Dans ses Méditations, Descartes entreprend de démontrer l'existence de Dieu à l'aide de la « preuve par l'idée de parfait ». Il imagine un parfait au chocolat et... — bref ; de toute façon, ça ne marche pas.
 
(Jean-Guy Floutier, Philosopher tue)

mercredi 30 juillet 2025

De omnibus

 

À force de pratiquer le doute systématique, on en vient à mettre en question le principe d'identité de Leibniz et à se demander si véritablement la capitale du Guatemala est la capitale du Guatemala — ou si elle ne serait pas, par exemple, celle du Honduras.
 
(Jean-Guy Floutier, Philosopher tue)

mercredi 29 janvier 2025

Vérités créées et animosité de Leibniz

 

Gottfried Leibniz avait une dent contre Descartes à cause des vérités créées qui lui paraissaient le comble de l'abomination. Pourtant, de l'avis de tout le monde, Descartes était un « type au poêle ».
 
(Gilbert Garistre, Aveux et anatropes)

samedi 25 janvier 2025

Aux chiottes l'univers infini

 

Pour passer du monde clos de la cosmologie aristotélicienne à l'univers infini de Descartes, il faut être d'un caractère assez exubérant.
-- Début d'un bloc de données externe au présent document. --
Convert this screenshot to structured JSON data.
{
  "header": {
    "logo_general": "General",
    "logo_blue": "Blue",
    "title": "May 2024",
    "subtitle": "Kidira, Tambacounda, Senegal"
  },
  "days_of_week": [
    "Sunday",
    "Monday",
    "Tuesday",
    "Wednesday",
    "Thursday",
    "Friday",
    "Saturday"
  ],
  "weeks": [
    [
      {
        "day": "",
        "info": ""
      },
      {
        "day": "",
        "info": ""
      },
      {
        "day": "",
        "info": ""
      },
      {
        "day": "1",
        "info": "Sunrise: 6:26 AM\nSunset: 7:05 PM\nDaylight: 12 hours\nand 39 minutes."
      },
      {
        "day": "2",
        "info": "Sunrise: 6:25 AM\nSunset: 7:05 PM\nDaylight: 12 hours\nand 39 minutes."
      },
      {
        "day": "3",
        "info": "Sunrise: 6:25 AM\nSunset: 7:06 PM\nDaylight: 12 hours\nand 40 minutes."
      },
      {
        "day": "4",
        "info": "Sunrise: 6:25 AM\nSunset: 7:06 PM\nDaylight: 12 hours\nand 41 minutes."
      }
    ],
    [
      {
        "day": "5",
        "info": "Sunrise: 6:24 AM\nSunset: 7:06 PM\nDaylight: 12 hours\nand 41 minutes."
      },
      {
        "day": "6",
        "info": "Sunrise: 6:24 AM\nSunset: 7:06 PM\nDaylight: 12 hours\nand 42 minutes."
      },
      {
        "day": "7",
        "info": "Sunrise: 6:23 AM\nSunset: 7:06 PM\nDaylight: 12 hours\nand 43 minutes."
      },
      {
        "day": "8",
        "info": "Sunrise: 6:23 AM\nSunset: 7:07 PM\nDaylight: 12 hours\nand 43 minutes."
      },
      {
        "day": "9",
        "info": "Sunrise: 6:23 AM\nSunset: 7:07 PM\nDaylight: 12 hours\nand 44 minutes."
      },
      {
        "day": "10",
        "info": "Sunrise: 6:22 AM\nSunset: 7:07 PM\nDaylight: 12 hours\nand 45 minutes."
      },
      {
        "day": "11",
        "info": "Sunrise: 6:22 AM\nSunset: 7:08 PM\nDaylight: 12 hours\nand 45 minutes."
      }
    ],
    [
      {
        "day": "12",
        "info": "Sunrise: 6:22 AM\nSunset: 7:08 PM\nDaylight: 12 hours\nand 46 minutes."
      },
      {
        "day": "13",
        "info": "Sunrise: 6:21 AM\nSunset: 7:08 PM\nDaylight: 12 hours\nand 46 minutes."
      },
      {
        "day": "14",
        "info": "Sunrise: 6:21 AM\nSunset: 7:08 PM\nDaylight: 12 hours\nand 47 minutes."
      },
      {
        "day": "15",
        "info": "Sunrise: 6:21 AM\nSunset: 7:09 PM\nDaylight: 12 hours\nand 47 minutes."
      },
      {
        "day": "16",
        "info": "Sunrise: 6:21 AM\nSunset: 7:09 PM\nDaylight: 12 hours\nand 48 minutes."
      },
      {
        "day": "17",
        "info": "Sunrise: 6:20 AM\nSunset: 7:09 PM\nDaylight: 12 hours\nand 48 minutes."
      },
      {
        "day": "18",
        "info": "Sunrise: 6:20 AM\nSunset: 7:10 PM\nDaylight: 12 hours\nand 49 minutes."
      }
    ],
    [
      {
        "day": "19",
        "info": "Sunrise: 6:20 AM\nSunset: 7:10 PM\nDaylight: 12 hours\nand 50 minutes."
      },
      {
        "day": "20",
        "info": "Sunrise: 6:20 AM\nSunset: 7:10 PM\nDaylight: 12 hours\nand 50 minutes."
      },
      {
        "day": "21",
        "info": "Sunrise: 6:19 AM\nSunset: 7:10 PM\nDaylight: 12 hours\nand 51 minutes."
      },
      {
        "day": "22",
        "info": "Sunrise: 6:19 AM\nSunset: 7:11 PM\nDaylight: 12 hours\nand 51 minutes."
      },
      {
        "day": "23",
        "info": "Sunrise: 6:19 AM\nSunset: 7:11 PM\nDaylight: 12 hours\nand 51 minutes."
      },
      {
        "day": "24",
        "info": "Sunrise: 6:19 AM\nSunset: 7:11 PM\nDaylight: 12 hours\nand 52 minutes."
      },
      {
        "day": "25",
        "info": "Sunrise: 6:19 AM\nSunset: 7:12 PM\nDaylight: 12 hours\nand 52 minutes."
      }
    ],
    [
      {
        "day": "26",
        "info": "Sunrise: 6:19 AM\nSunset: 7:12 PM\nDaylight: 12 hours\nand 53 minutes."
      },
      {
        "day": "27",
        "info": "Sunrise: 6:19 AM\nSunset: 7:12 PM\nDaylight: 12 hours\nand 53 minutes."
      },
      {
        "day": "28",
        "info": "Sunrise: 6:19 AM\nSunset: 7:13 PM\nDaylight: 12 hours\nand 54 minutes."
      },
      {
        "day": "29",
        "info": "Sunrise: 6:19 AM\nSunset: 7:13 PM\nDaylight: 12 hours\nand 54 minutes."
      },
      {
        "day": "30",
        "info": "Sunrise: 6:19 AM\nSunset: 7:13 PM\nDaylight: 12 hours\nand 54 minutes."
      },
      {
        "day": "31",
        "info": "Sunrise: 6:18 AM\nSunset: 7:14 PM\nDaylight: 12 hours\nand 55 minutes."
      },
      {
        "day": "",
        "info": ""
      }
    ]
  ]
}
Quand on est du genre maussade, on se contente du monde clos. Pourquoi chercher les complications ? On va clamecer, de toute façon... Alors l'univers infini, hein...
 
(Gilbert Garistre, Aveux et anatropes)

mercredi 11 décembre 2024

Ruine par les biberons

 

Faire comme Descartes ; douter de tout ; ne se laisser séduire par rien — et surtout pas par des « biberons Robert » qui plus encore qu'une science sans conscience ne sont que « ruine de l'âme ».
 
(Gilbert Garistre, Aveux et anatropes)

mardi 25 juin 2024

De omnibus dubitandum

 

Quand Descartes prenait l'omnibus, il était toujours torturé par le doute (il craignait de s'être trompé de ligne).
 
(Henri-Marcel Chissant, Hippocastanacées)

lundi 20 mai 2024

Coprésence marcellienne

 

Il y a des moments où on a l'impression que Descartes, avec son cogito, a enfermé le Moi dans une coquille. Penser, tout le temps penser, ce n'est pas une vie. À monologuer, on finit par se sentir « seul comme Franz Kafka ». Et si la solution se trouvait chez Gabriel Marcel ? La coprésence ? Si l'être, au fond, était intersubjectif ? Oh, bon Dieu ! Quelle histoire !
 
(Henri-Marcel Chissant, Hippocastanacées)

mercredi 6 mars 2024

Animal-machine

 

Réagir à des stimuli, c'est toute la vie du monstre bipède. Ôtez-lui ses stimuli, il n'y a plus personne. Il nous fait penser à un animal-machine de René Descartes, le gusse.
 
(Henri-Marcel Chissant, Hippocastanacées)

dimanche 12 novembre 2023

Corrélation négative

 

Plus on pense, moins on est — et réciproquement, comme le montre l'exemple du rotond caillou.
 
(Marcel Rocabois, Le Néant et l'être)

jeudi 21 septembre 2023

Doute au carré

 

Le doute le plus térébrant est celui, étrangement ignoré par Descartes, qui consiste à douter de la pertinence même de douter.
 
(Marcel Rocabois, Le Néant et l'être)

jeudi 9 mars 2023

Problème d'appât ?

 

Descartes pensait avoir conçu le parfait moulinet de la méthode, mais quand il sortit de son poêle pour l'essayer dans un canal de Leyde, il fit chou blanc. Ça ne « mordait » pas. Les « poiscailles » étaient insensibles à sa « preuve par le parfait » ! 
 
(Samuel Slippensohn, Follicules palingénésiques)

samedi 29 octobre 2022

Une idée à la con

 

Pour démontrer l'inexistence de l'être, le nihilique décida, suivant l'exemple de Descartes, de s'installer dans un poêle. Mais il y faisait trop chaud ! Impossible de rassembler ses idées et d'arriver à quelque chose de probant !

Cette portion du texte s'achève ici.